Governments and donors should start now by providing production means to the communities (seeds, fertilizers, storage equipment) to enhance the ability of the community to remain self-sufficient during the quarantine period.

Urban contexts- Cash, vouchers and/or food aid for the poor 

 Most households in urban Africa depend on daily wages, so total lockdown is tantamount to starvation unless that loss of income is compensated by other means.

Urban areas, and specially crowded slums and refugee camps, however, will require different approaches than rural areas. Neighborhood-level controls in cities are difficult to apply. Furthermore, in most African countries, the majority of the COVID-19 community transmission cases are already happening all across urban settings, so clustering the population in specific neighborhoods with high incidence is probably not an option anymore. It seems that urban areas in Africa, especially large cities, will require at some point to apply households-confinements to contain the virus.

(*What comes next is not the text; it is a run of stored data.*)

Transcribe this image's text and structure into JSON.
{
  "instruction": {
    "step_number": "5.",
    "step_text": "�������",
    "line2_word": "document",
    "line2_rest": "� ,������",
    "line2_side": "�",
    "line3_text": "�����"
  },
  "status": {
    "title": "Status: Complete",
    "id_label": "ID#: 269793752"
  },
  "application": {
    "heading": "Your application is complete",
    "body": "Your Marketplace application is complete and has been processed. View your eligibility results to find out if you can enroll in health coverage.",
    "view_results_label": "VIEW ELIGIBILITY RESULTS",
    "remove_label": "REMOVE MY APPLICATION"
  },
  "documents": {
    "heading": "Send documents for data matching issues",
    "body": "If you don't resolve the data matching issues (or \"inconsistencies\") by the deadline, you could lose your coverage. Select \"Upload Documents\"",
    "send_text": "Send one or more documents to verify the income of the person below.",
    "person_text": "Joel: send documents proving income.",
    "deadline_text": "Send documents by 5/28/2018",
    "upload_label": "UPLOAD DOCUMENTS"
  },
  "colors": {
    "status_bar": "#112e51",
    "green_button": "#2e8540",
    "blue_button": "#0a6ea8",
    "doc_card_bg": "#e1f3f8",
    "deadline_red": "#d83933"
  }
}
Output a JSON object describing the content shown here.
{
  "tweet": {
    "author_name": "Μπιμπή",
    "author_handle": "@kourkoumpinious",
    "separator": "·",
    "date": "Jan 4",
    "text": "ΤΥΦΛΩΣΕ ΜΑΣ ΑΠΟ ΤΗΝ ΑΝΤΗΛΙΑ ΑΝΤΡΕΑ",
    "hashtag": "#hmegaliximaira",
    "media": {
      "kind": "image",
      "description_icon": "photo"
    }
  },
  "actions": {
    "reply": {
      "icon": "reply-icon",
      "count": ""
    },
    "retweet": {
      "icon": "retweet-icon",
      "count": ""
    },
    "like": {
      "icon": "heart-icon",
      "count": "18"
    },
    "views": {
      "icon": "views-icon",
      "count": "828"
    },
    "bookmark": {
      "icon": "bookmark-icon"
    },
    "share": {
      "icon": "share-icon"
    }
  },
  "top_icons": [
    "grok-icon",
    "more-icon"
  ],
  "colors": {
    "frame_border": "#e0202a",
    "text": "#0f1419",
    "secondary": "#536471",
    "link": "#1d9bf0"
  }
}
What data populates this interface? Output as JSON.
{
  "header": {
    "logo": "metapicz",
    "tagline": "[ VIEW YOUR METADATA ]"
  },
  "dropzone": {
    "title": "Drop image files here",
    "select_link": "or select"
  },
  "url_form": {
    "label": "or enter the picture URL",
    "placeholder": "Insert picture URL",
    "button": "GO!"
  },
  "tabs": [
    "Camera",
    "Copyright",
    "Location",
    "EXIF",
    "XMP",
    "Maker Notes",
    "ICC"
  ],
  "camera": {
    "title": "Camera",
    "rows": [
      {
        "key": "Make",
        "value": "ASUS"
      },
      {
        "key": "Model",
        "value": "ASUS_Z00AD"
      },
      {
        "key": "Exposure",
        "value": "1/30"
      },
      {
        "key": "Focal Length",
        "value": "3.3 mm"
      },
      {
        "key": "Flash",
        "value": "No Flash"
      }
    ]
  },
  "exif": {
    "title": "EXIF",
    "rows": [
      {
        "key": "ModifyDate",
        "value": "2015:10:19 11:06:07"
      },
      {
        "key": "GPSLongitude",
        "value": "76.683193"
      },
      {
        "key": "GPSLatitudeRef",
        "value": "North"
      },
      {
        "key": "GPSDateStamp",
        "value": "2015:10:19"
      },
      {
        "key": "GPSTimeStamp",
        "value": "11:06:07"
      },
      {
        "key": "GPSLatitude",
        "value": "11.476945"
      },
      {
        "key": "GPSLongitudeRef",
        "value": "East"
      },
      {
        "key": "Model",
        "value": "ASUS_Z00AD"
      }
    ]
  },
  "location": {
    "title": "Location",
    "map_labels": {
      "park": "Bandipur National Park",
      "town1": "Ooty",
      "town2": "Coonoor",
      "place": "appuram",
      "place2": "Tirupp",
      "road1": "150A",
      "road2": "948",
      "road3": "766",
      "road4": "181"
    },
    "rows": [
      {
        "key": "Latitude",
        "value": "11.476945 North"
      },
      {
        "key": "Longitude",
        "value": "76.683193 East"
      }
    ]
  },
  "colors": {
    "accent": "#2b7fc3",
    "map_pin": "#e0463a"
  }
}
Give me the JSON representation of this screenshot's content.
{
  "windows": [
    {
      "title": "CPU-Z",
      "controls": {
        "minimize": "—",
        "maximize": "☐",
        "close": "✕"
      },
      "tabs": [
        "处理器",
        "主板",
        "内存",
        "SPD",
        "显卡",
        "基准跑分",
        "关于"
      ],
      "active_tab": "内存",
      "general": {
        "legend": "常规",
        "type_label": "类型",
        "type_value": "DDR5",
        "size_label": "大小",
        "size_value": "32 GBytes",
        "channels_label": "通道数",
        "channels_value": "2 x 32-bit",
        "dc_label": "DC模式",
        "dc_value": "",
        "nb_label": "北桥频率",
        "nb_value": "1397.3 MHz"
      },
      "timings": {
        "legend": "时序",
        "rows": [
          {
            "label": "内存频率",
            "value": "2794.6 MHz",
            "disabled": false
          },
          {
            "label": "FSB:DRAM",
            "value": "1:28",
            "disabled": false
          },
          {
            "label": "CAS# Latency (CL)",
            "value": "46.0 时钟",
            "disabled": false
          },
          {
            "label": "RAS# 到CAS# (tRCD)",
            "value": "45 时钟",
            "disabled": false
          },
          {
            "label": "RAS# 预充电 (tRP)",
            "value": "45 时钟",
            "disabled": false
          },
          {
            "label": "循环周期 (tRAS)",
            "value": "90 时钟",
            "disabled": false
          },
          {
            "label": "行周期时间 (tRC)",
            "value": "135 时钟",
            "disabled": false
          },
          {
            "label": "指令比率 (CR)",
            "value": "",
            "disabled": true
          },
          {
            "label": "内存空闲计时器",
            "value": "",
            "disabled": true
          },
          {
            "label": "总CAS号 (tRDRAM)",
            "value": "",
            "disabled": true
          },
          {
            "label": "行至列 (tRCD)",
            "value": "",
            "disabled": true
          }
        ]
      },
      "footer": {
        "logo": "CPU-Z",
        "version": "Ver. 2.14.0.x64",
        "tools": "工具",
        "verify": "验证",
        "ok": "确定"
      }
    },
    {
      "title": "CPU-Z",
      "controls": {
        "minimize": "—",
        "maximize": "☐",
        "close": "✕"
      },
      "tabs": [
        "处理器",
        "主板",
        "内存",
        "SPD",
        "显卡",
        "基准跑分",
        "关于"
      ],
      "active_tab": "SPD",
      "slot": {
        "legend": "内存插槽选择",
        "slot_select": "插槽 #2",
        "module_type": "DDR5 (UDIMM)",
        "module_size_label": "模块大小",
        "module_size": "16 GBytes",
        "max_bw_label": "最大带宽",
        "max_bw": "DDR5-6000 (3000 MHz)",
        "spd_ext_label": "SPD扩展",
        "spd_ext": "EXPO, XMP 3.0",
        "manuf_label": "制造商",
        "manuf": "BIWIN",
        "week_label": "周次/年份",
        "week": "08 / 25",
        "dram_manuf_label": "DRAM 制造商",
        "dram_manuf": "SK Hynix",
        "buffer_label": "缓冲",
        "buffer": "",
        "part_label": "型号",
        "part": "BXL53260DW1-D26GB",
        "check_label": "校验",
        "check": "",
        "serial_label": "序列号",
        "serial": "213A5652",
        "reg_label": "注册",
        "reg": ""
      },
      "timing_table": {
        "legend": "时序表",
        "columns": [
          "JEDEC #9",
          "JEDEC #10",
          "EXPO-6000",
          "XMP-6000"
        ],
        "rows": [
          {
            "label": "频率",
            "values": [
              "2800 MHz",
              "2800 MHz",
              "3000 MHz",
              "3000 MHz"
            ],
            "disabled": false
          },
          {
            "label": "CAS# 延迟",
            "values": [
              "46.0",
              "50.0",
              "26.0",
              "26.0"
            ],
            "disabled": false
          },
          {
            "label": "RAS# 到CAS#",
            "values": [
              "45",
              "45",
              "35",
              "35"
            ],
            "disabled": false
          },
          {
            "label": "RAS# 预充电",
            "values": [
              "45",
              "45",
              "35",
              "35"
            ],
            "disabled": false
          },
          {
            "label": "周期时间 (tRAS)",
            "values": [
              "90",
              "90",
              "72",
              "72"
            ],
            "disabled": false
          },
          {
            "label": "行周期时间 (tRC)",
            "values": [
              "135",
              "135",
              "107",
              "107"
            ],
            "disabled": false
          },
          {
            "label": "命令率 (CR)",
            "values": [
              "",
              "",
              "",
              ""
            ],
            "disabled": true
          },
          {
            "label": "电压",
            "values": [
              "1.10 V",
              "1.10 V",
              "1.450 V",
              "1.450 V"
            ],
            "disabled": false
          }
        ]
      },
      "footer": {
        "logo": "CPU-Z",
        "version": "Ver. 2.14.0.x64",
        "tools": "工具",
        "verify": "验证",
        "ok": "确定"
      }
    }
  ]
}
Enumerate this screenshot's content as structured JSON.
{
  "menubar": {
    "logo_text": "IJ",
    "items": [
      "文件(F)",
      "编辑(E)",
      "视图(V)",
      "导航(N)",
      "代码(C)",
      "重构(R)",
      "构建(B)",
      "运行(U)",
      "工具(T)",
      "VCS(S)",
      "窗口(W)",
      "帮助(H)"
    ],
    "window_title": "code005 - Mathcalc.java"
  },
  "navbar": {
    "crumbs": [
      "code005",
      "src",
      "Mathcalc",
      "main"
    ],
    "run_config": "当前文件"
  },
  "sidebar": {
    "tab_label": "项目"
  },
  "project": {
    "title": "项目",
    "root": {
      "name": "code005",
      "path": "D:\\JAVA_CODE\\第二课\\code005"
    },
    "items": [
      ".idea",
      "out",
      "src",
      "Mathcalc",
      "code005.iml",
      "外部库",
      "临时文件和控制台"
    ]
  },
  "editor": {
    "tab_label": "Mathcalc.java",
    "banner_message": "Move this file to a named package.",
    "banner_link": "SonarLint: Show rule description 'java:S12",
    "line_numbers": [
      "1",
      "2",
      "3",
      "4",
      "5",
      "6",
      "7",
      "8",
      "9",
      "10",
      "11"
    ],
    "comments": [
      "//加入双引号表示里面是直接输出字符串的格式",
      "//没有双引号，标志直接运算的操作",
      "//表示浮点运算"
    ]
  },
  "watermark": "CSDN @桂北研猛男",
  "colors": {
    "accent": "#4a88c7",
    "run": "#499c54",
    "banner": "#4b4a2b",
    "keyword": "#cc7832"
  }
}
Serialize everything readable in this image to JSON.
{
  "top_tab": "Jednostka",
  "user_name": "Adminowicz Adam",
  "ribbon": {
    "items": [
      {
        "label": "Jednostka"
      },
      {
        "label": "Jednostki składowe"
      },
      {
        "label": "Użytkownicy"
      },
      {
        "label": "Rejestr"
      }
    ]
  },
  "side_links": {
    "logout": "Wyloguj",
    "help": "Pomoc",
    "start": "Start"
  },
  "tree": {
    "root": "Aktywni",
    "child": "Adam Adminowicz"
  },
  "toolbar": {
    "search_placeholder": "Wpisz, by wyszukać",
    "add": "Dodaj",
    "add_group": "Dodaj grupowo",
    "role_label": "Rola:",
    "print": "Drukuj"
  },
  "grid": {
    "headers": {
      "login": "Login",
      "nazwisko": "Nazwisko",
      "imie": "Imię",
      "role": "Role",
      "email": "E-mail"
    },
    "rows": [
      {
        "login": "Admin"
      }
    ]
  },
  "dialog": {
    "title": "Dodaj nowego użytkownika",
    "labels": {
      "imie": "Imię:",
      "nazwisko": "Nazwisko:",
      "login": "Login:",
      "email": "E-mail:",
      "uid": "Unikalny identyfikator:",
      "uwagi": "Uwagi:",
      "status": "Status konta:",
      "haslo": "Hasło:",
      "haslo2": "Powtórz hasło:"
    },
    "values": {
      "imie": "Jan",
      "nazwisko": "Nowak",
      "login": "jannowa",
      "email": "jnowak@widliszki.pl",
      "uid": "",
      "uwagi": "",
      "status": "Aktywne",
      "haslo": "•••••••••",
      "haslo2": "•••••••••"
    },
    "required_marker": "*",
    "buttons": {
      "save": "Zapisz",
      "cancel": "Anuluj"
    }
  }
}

As the early examples of lockdown in DRC, Kenya and other countries have demonstrated, household confinement is not sustainable unless the basic needs of the poor (food, water, hygienic items) are granted during the quarantine. The poor lack savings and relay on their daily income to survive. The only feasible way to make sure that they can remain home for a given number of weeks is to provide them access to their basic needs during that period. Most African countries lack the safety nets that could cover those needs during the quarantine.

Call for an African-wide 6 Billion food security program now 

 Implementing these initiatives will require decisive political will by African governments and the full support by the international community.  They will also require mobilizing fast significant financial resources.

Two main continent-wide initiatives would be required:

 -A massive program to supply seeds, fertilizers and other means of production, aimed to support rural communities to undertake community village-level quarantines if and when needed: Cash and/or vouchers could be distributed to smallholders across Africa in the relevant regions. Around USD 3 Billion would -at least- be needed (50M smallholders’ households X USD 60 per household)

 - A cash, vouchers and/or food aid program to cover basic (food, water and hygiene) needs during quarantine for 50 million Africans households living in conditions of extreme urban poverty. Funding requirements than can be roughly estimated on USD 3 Billion too (50M x 30 days x USD 4 household family ration)

The cost of these massive initiatives is significant, but, with a joint effort with support from WB, AfDB, IFAD, regional development banks and bilateral donors (including USAID, EU and others), plus budgetary-allocations from the governments in the region (especially if there are debt-relief measures granted) should make the effort possible.

 There are probably still a few weeks’ window of opportunity to contain COVID-19 in Sub-Saharan Africa. But unless decisive measures are undertaken immediately to secure the food security of the poor, it will remain impossible to implement the type of strict social distance measures that containing the pandemic will require, and millions of lives will be lost.